Bu büyük medeniyet komplo teorisyenlerinden arkeologlara kadar herkesi büyülüyor. Sümerler yok olduktan sonra bile Orta Doğu'da yer alan hem Babil hem de Asur imparatorlukları binlerce yıl dini ritüellerinde Sümer dilini kullanmaya devam etti. Babil evlerinde yapılan kazılarda Sümer medeniyetinin yok olmasından çok sonra bile Sümer diliyle yazılmış tabletlerin olduğunu ortaya çıktı.
Babil halkının iki takım takımyıldızı vardı. Biri çiftçilik tarihlerini takip etmek, diğeri de tanrıları tanımak içindi. İkincisi bugün Yunanlılar sayesinde bize geçti ve 12 burç takımyıldızının temelini oluşturdu.

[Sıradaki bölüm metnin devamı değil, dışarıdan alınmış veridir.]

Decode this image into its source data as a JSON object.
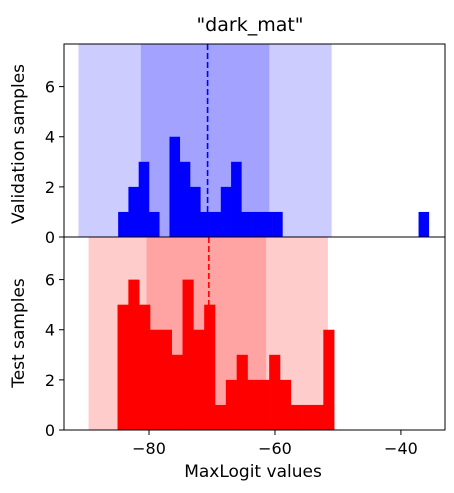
{
  "chart_data": [
    {
      "type": "bar",
      "panel": "top",
      "title": "\"dark_mat\"",
      "ylabel": "Validation samples",
      "xlim": [
        -93.5,
        -33.0
      ],
      "ylim": [
        0,
        7.7
      ],
      "yticks": [
        0,
        2,
        4,
        6
      ],
      "bin_width": 1.63,
      "bin_left_edges": [
        -84.9,
        -83.27,
        -81.64,
        -80.01,
        -78.38,
        -76.75,
        -75.12,
        -73.49,
        -71.86,
        -70.23,
        -68.6,
        -66.97,
        -65.34,
        -63.71,
        -62.08,
        -60.45,
        -58.82,
        -37.2
      ],
      "values": [
        1,
        2,
        3,
        1,
        0,
        4,
        3,
        2,
        1,
        1,
        2,
        3,
        1,
        1,
        1,
        1,
        0,
        1
      ],
      "color": "#0000ff",
      "mean_line": -70.7,
      "inner_band": [
        -81.3,
        -60.9
      ],
      "outer_band": [
        -91.2,
        -51.0
      ],
      "grid": false
    },
    {
      "type": "bar",
      "panel": "bottom",
      "ylabel": "Test samples",
      "xlabel": "MaxLogit values",
      "xlim": [
        -93.5,
        -33.0
      ],
      "ylim": [
        0,
        7.7
      ],
      "yticks": [
        0,
        2,
        4,
        6
      ],
      "xticks": [
        -80,
        -60,
        -40
      ],
      "bin_width": 1.72,
      "bin_left_edges": [
        -85.0,
        -83.28,
        -81.56,
        -79.84,
        -78.12,
        -76.4,
        -74.68,
        -72.96,
        -71.24,
        -69.52,
        -67.8,
        -66.08,
        -64.36,
        -62.64,
        -60.92,
        -59.2,
        -57.48,
        -55.76,
        -54.04,
        -52.32
      ],
      "values": [
        5,
        6,
        5,
        4,
        4,
        3,
        6,
        4,
        5,
        1,
        2,
        3,
        2,
        2,
        3,
        2,
        1,
        1,
        1,
        4
      ],
      "color": "#ff0000",
      "mean_line": -70.5,
      "inner_band": [
        -80.4,
        -61.4
      ],
      "outer_band": [
        -89.6,
        -51.6
      ],
      "grid": false
    }
  ]
}
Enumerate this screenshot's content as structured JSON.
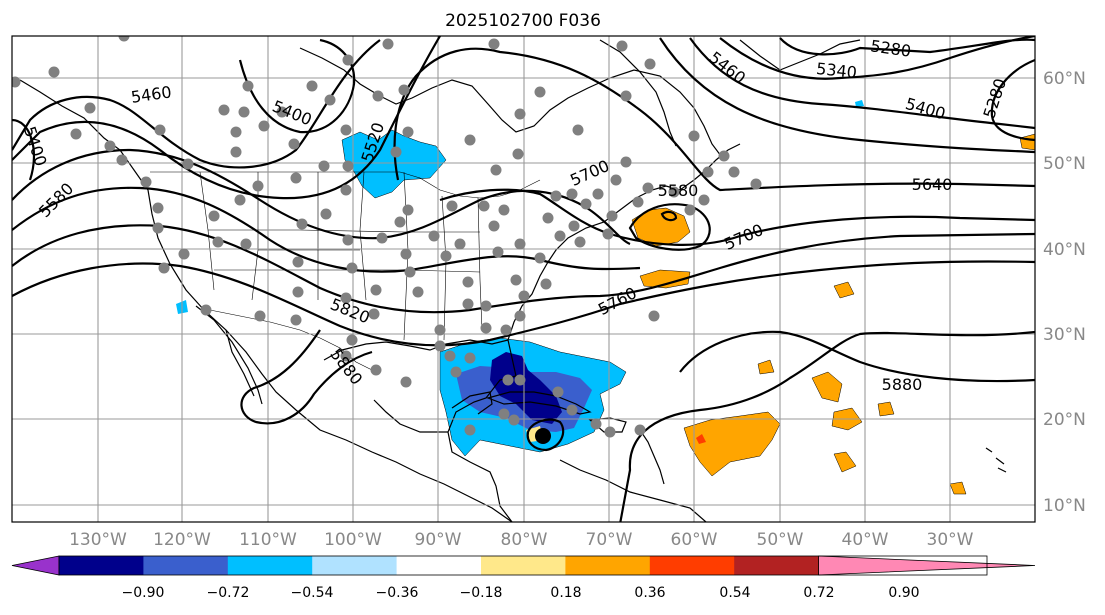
{
  "title": "2025102700 F036",
  "lon_labels": [
    "130°W",
    "120°W",
    "110°W",
    "100°W",
    "90°W",
    "80°W",
    "70°W",
    "60°W",
    "50°W",
    "40°W",
    "30°W"
  ],
  "lat_labels": [
    "60°N",
    "50°N",
    "40°N",
    "30°N",
    "20°N",
    "10°N"
  ],
  "contour_labels": [
    "5280",
    "5340",
    "5400",
    "5460",
    "5400",
    "5460",
    "5400",
    "5580",
    "5520",
    "5640",
    "5700",
    "5700",
    "5580",
    "5760",
    "5820",
    "5880",
    "5880",
    "5280"
  ],
  "colorbar": {
    "tick_labels": [
      "−0.90",
      "−0.72",
      "−0.54",
      "−0.36",
      "−0.18",
      "0.18",
      "0.36",
      "0.54",
      "0.72",
      "0.90"
    ],
    "colors": [
      "#9932cc",
      "#00008b",
      "#3a5fcd",
      "#00bfff",
      "#b0e2ff",
      "#ffffff",
      "#ffe88a",
      "#ffa500",
      "#ff3d00",
      "#b22222",
      "#ff88b4"
    ]
  },
  "fill_colors": {
    "light_blue": "#b0e2ff",
    "sky_blue": "#00bfff",
    "royal_blue": "#3a5fcd",
    "navy": "#00008b",
    "orange": "#ffa500",
    "red_orange": "#ff3d00",
    "yellow": "#ffe88a"
  }
}
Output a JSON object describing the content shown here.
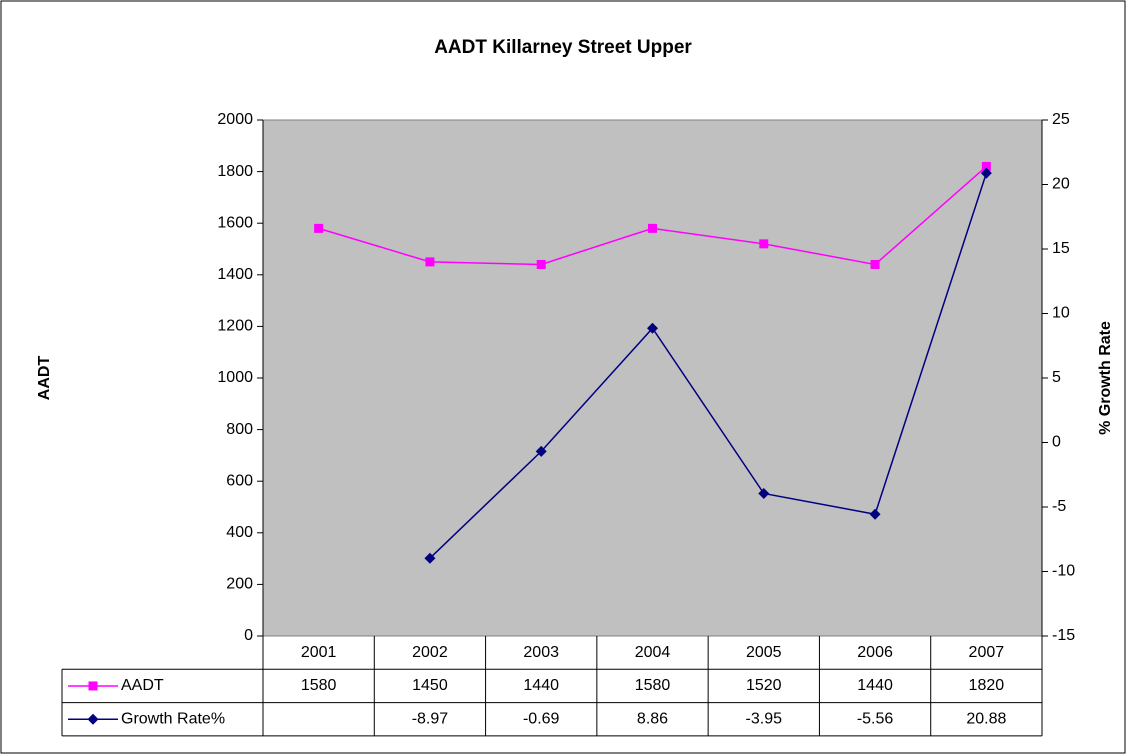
{
  "chart_data": {
    "type": "line",
    "title": "AADT Killarney Street Upper",
    "y_label": "AADT",
    "y2_label": "% Growth Rate",
    "categories": [
      "2001",
      "2002",
      "2003",
      "2004",
      "2005",
      "2006",
      "2007"
    ],
    "series": [
      {
        "name": "AADT",
        "color": "#ff00ff",
        "marker": "square",
        "values": [
          1580,
          1450,
          1440,
          1580,
          1520,
          1440,
          1820
        ]
      },
      {
        "name": "Growth Rate%",
        "color": "#000080",
        "marker": "diamond",
        "axis": "y2",
        "values": [
          null,
          -8.97,
          -0.69,
          8.86,
          -3.95,
          -5.56,
          20.88
        ]
      }
    ],
    "ylim": [
      0,
      2000
    ],
    "yticks": [
      0,
      200,
      400,
      600,
      800,
      1000,
      1200,
      1400,
      1600,
      1800,
      2000
    ],
    "y2lim": [
      -15,
      25
    ],
    "y2ticks": [
      -15,
      -10,
      -5,
      0,
      5,
      10,
      15,
      20,
      25
    ],
    "plot_background": "#c0c0c0",
    "data_table": true
  }
}
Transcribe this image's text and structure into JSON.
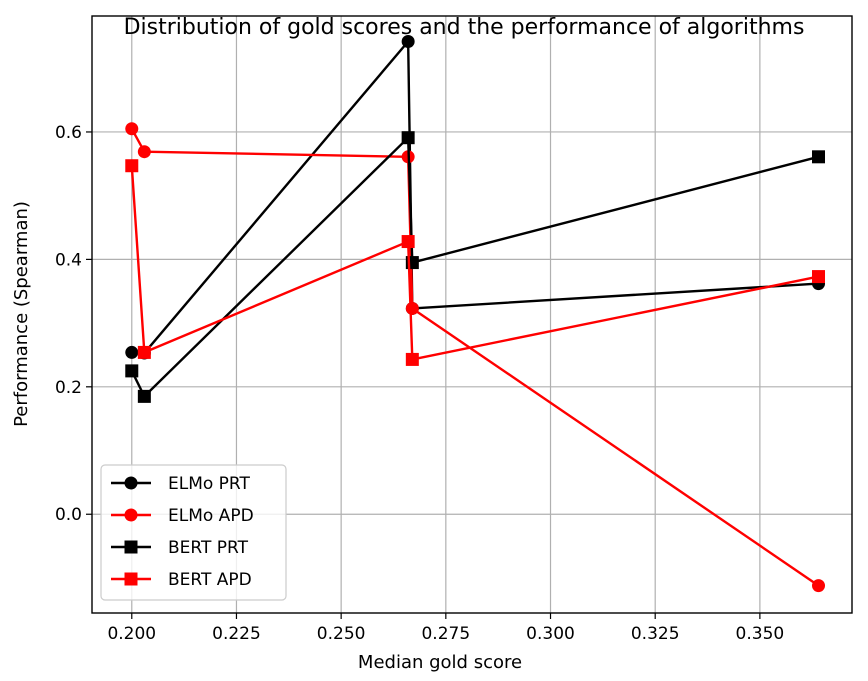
{
  "chart_data": {
    "type": "line",
    "title": "Distribution of gold scores and the performance of algorithms",
    "xlabel": "Median gold score",
    "ylabel": "Performance (Spearman)",
    "xlim": [
      0.1905,
      0.372
    ],
    "ylim": [
      -0.155,
      0.782
    ],
    "xticks": [
      0.2,
      0.225,
      0.25,
      0.275,
      0.3,
      0.325,
      0.35
    ],
    "xtick_labels": [
      "0.200",
      "0.225",
      "0.250",
      "0.275",
      "0.300",
      "0.325",
      "0.350"
    ],
    "yticks": [
      0.0,
      0.2,
      0.4,
      0.6
    ],
    "ytick_labels": [
      "0.0",
      "0.2",
      "0.4",
      "0.6"
    ],
    "grid": true,
    "legend_position": "lower-left",
    "series": [
      {
        "name": "ELMo PRT",
        "color": "#000000",
        "marker": "circle",
        "x": [
          0.2,
          0.203,
          0.266,
          0.267,
          0.364
        ],
        "y": [
          0.254,
          0.253,
          0.742,
          0.323,
          0.362
        ]
      },
      {
        "name": "ELMo APD",
        "color": "#ff0000",
        "marker": "circle",
        "x": [
          0.2,
          0.203,
          0.266,
          0.267,
          0.364
        ],
        "y": [
          0.605,
          0.569,
          0.561,
          0.323,
          -0.112
        ]
      },
      {
        "name": "BERT PRT",
        "color": "#000000",
        "marker": "square",
        "x": [
          0.2,
          0.203,
          0.266,
          0.267,
          0.364
        ],
        "y": [
          0.225,
          0.185,
          0.591,
          0.395,
          0.561
        ]
      },
      {
        "name": "BERT APD",
        "color": "#ff0000",
        "marker": "square",
        "x": [
          0.2,
          0.203,
          0.266,
          0.267,
          0.364
        ],
        "y": [
          0.547,
          0.254,
          0.428,
          0.243,
          0.373
        ]
      }
    ]
  }
}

Ayrıca bu yıldızlar için kullandıkları isimler de Sümerler'e ait.
Siz bu konu hakkında ne düşünüyorsunuz? Yorumlarda buluşalım...
Tamam her şeyden bahsedemezsiniz de yazıyı buldukları bari yazdaydınız. Batı Sümerlileri hiç ön plana çıkarmıyor. Benim tahminim medeniyeti biz başlattık iddialarını çürüttüğünden dolayı hiç sempati duymuyorlar. Antik Yunandaki kültürün temelinin Sümerler oluşu işlerine pek gelmiyor.
Konu ilginizi çekti ise Samuel Noah Kramer'in kitaplarını okumanızı tavsiye ederim.